Oliver Parry, head of corporate governance at the Institute of Directors, the business lobby group that has described Sports Direct as “scar on British business”, said: “It’s very important that boards understand the interests of the company’s staff, so it’s encouraging that Sports Direct has appointed a worker representative.
“However, the firm still faces wider corporate governance issues. There remains no effective check on the power of Mike Ashley, who is majority owner and also a board director.
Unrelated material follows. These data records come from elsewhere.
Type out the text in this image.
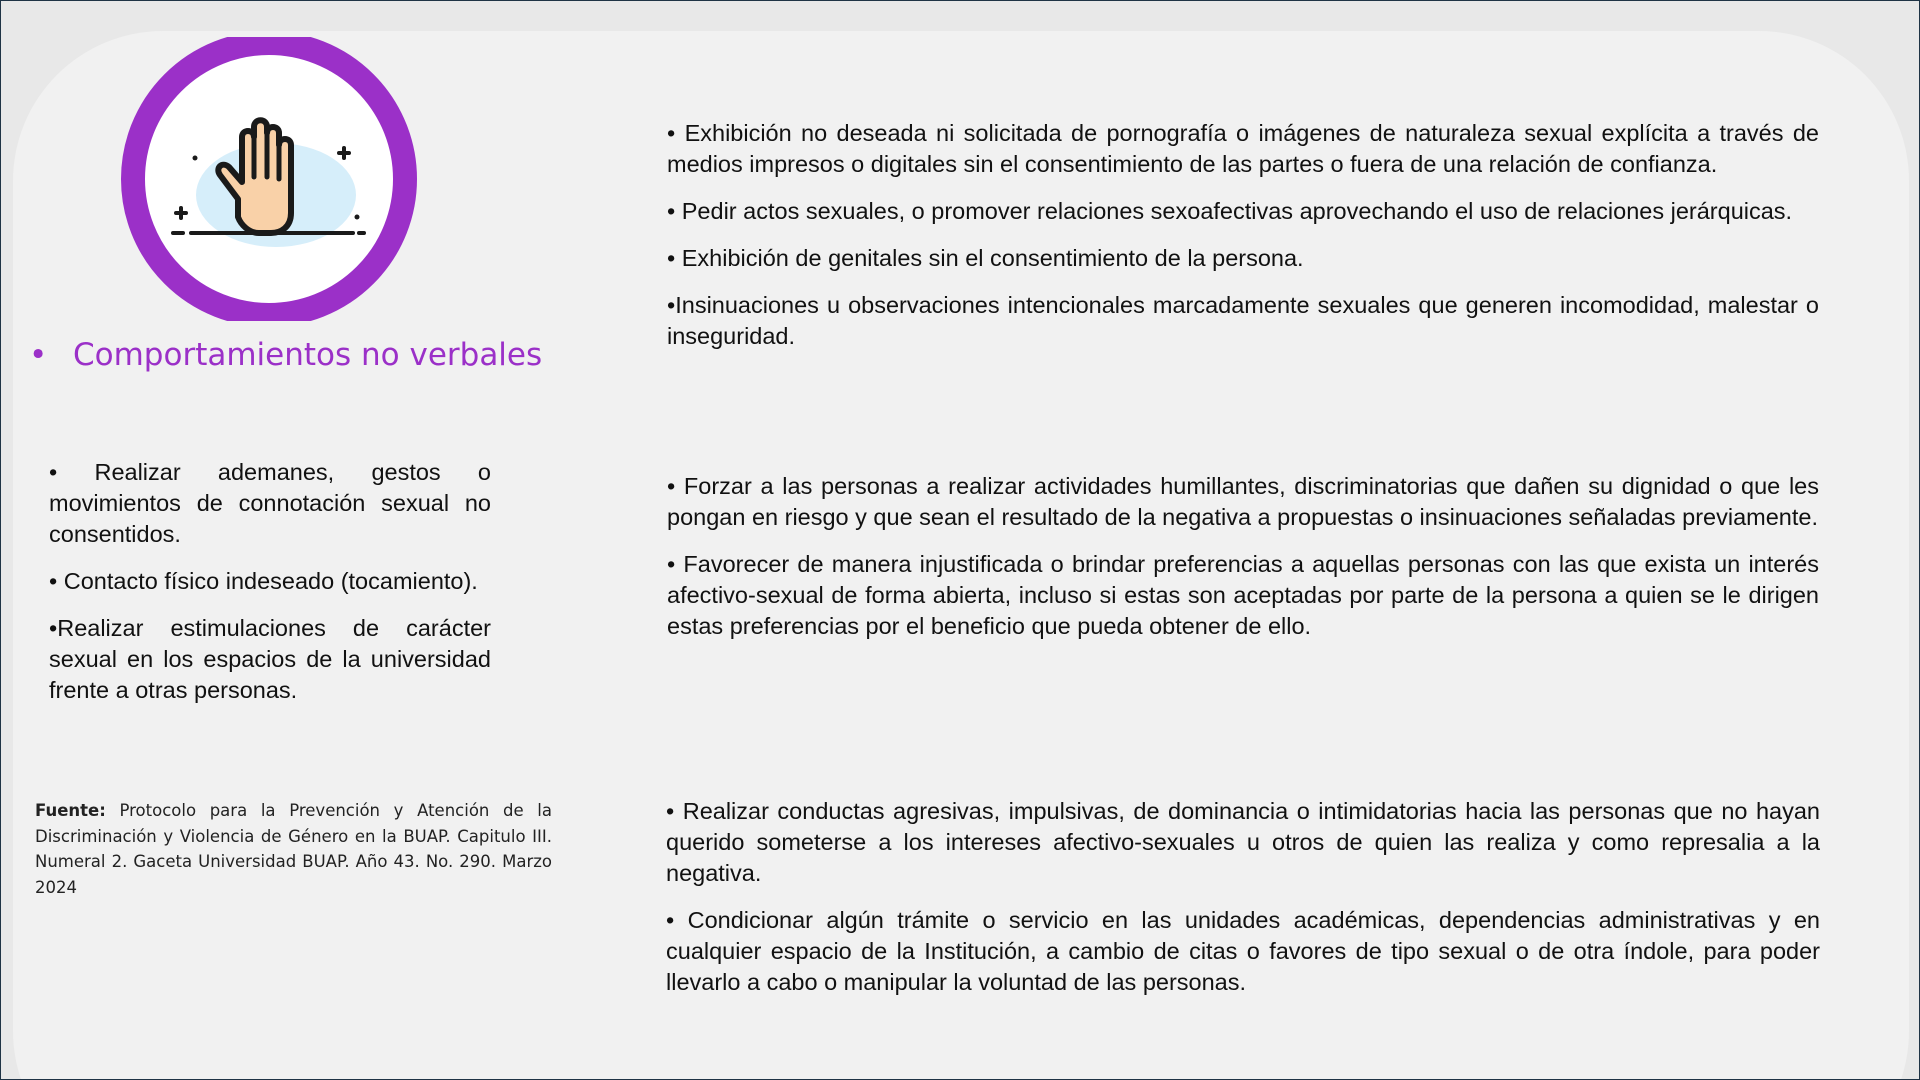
• Comportamientos no verbales

• Realizar ademanes, gestos o movimientos de connotación sexual no consentidos.

• Contacto físico indeseado (tocamiento).

•Realizar estimulaciones de carácter sexual en los espacios de la universidad frente a otras personas.

Fuente: Protocolo para la Prevención y Atención de la Discriminación y Violencia de Género en la BUAP. Capitulo III. Numeral 2. Gaceta Universidad BUAP. Año 43. No. 290. Marzo 2024

• Exhibición no deseada ni solicitada de pornografía o imágenes de naturaleza sexual explícita a través de medios impresos o digitales sin el consentimiento de las partes o fuera de una relación de confianza.

• Pedir actos sexuales, o promover relaciones sexoafectivas aprovechando el uso de relaciones jerárquicas.

• Exhibición de genitales sin el consentimiento de la persona.

•Insinuaciones u observaciones intencionales marcadamente sexuales que generen incomodidad, malestar o inseguridad.

• Forzar a las personas a realizar actividades humillantes, discriminatorias que dañen su dignidad o que les pongan en riesgo y que sean el resultado de la negativa a propuestas o insinuaciones señaladas previamente.

• Favorecer de manera injustificada o brindar preferencias a aquellas personas con las que exista un interés afectivo-sexual de forma abierta, incluso si estas son aceptadas por parte de la persona a quien se le dirigen estas preferencias por el beneficio que pueda obtener de ello.

• Realizar conductas agresivas, impulsivas, de dominancia o intimidatorias hacia las personas que no hayan querido someterse a los intereses afectivo-sexuales u otros de quien las realiza y como represalia a la negativa.

• Condicionar algún trámite o servicio en las unidades académicas, dependencias administrativas y en cualquier espacio de la Institución, a cambio de citas o favores de tipo sexual o de otra índole, para poder llevarlo a cabo o manipular la voluntad de las personas.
Shareholders have tried to raise governance standards at Sports Direct but, unfortunately, I fail to see how a worker representative will be able to do so on their own.”
Unite, the union that has led protests against working conditions at the retailer, warned that Balacki “will face an uphill struggle to have workers’ concerns heard and to resolve the deep-rooted problems across the business”.
The union’s Luke Primarolo added: “Unite wishes [Balacki] well and would like to offer to meet as soon as possible so that we can brief him on the experiences of the workforce.
“We urge that he makes one of his first acts to persuade the company that agency workers on insecure hire-and-fire contracts are offered permanent appointments.”
The vast majority of workers at the Shirebrook depot are hired via temporary employment agencies and have fewer rights than full-time staff.
In a letter to staff, Ashley said: “I’d like to be the first to congratulate Alex, who will help us to continue to make a positive difference by ensuring that your voice is heard in the boardroom.
“I have said many times that this is a company that was built by the great people who work here. I am therefore delighted that the people at Sports Direct have voted to choose the company’s first UK elected workers’ representative.”
Balacki said he was “very proud” to have been picked by staff ahead of two rival candidates. “It’s now my role to ensure the people of Sports Direct are heard.”
The company said that he is “due to attend all scheduled meetings of the board over the next 12 months”, which critics complain is a watered-down version of Ashley’s original proposal.
Last year, when announcing the move, the billionaire said: “I would like to take somebody either from the retail, the warehouse, the office, and make them a fully board member – on the board – to make sure they totally have their say, they totally have a vote. I’m massively in favour of that”.